Observational studies reporting adjusted associations between childhood body mass index (BMI) rebound and subsequent cardio-metabolic outcomes have often not given explicit attention to causal inference, including definition of a target causal effect and assumptions for unbiased estimation of that effect. Using data from 649 children in a Boston, Massachusetts-area cohort recruited in 1999-2002, we considered effects of stochastic interventions on a chosen subset of modifiable, yet unmeasured, exposures expected to be associated with early (< age 4 years) BMI rebound (a proxy) on adolescent cardiometabolic outcomes. We consider assumptions under which these effects may be identified with available data.

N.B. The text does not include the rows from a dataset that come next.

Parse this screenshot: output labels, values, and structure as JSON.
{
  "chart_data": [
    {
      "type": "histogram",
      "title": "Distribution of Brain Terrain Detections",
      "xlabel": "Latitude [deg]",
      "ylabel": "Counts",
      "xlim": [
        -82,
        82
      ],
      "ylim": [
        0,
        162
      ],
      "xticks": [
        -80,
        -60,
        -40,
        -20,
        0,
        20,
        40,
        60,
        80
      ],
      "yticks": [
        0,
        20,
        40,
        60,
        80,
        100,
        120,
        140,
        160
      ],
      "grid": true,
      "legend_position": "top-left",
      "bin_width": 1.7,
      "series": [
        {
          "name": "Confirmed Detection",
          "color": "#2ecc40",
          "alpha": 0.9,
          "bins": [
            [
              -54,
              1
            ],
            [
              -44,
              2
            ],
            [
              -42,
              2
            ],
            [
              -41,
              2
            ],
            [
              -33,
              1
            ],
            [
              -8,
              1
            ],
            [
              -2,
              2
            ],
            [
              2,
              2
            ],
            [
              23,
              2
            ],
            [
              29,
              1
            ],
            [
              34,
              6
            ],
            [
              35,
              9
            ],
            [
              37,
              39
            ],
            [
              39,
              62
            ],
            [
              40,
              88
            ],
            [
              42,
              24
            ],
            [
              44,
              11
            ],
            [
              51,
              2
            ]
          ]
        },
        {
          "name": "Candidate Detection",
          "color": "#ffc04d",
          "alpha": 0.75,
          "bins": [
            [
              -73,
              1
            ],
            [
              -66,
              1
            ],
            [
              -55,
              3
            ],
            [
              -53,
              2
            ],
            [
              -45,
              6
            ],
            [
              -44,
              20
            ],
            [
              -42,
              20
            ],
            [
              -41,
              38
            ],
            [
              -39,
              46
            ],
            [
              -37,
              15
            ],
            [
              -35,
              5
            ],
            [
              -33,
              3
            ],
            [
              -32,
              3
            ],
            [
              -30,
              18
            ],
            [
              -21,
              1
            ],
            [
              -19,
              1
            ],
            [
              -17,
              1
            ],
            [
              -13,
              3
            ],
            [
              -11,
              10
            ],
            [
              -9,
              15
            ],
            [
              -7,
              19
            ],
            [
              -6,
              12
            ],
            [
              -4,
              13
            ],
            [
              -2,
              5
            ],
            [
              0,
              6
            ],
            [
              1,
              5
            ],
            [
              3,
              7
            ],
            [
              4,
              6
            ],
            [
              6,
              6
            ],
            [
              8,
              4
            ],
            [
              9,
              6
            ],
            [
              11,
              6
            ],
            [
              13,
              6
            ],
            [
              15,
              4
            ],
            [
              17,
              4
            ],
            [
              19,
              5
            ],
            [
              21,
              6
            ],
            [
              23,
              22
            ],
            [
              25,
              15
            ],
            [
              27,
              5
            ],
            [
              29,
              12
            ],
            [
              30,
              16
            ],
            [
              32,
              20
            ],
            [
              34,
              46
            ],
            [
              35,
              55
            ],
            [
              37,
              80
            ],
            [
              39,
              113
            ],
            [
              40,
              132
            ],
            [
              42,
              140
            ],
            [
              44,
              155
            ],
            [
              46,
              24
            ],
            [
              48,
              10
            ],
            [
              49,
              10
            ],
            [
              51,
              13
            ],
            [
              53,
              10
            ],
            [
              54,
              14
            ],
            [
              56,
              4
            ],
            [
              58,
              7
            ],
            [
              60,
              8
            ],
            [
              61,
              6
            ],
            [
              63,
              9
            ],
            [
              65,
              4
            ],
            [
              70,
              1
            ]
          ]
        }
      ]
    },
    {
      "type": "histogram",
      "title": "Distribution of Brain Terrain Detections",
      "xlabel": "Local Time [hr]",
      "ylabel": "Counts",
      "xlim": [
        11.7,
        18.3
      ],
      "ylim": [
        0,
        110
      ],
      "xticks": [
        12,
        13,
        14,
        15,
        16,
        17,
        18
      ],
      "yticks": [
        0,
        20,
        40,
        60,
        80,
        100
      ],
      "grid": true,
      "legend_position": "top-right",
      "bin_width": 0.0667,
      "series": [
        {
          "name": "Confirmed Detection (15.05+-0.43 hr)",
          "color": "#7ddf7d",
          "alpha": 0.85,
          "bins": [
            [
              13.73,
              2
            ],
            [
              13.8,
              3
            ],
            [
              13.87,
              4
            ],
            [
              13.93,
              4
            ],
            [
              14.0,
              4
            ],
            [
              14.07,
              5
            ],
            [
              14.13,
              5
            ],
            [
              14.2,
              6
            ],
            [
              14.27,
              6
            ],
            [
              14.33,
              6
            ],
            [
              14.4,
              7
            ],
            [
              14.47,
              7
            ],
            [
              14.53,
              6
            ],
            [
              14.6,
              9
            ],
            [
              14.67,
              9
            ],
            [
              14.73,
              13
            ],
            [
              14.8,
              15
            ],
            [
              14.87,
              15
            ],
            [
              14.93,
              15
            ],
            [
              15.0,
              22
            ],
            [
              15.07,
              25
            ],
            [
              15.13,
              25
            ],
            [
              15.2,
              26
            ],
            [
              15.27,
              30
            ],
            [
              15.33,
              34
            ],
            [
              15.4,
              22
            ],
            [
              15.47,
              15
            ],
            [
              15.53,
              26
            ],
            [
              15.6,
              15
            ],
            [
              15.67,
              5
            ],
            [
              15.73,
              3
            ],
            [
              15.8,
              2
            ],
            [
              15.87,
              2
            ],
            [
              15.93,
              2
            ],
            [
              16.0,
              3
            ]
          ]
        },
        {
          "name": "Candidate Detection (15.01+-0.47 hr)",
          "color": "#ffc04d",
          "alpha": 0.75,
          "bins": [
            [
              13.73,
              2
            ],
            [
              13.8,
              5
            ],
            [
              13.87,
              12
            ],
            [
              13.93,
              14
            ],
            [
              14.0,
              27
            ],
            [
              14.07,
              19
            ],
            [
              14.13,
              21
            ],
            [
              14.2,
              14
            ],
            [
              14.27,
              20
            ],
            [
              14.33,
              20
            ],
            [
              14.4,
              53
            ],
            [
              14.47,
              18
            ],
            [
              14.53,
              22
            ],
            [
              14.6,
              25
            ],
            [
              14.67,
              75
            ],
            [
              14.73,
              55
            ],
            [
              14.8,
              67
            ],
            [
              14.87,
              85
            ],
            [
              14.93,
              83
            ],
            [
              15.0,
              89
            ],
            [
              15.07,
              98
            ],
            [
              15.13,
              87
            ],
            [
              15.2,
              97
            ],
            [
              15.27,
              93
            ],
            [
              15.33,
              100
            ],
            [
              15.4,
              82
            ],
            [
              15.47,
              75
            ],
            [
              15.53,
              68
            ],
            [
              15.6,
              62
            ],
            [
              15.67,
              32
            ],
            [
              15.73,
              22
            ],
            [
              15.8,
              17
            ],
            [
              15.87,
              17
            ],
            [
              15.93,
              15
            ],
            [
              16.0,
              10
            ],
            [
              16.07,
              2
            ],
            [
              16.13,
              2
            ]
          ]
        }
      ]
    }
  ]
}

This leads to an analysis where the proxy, rather than exposure, acts as exposure in the algorithm. We applied Targeted Maximum Likelihood Estimation, a doubly-robust approach that naturally incorporates machine learning for nuisance parameters (e.g. propensity score). We estimated a protective effect of an intervention that assigns modifiable exposures according to the distribution in the observational study of those without (vs. with) early BMI rebound for fat-mass index (-1.39 kg/m2; 95% CI -1.63,-0.72), but weaker or no effects for other cardiometabolic outcomes. Our results clarify distinctions between algorithms and causal questions, encouraging explicit thinking in causal inference with complex exposures.
Am J Epidemiol
Separating Algorithms from Questions and Causal Inference with Unmeasured Exposures: An Application to Birth Cohort Studies of Early BMI Rebound.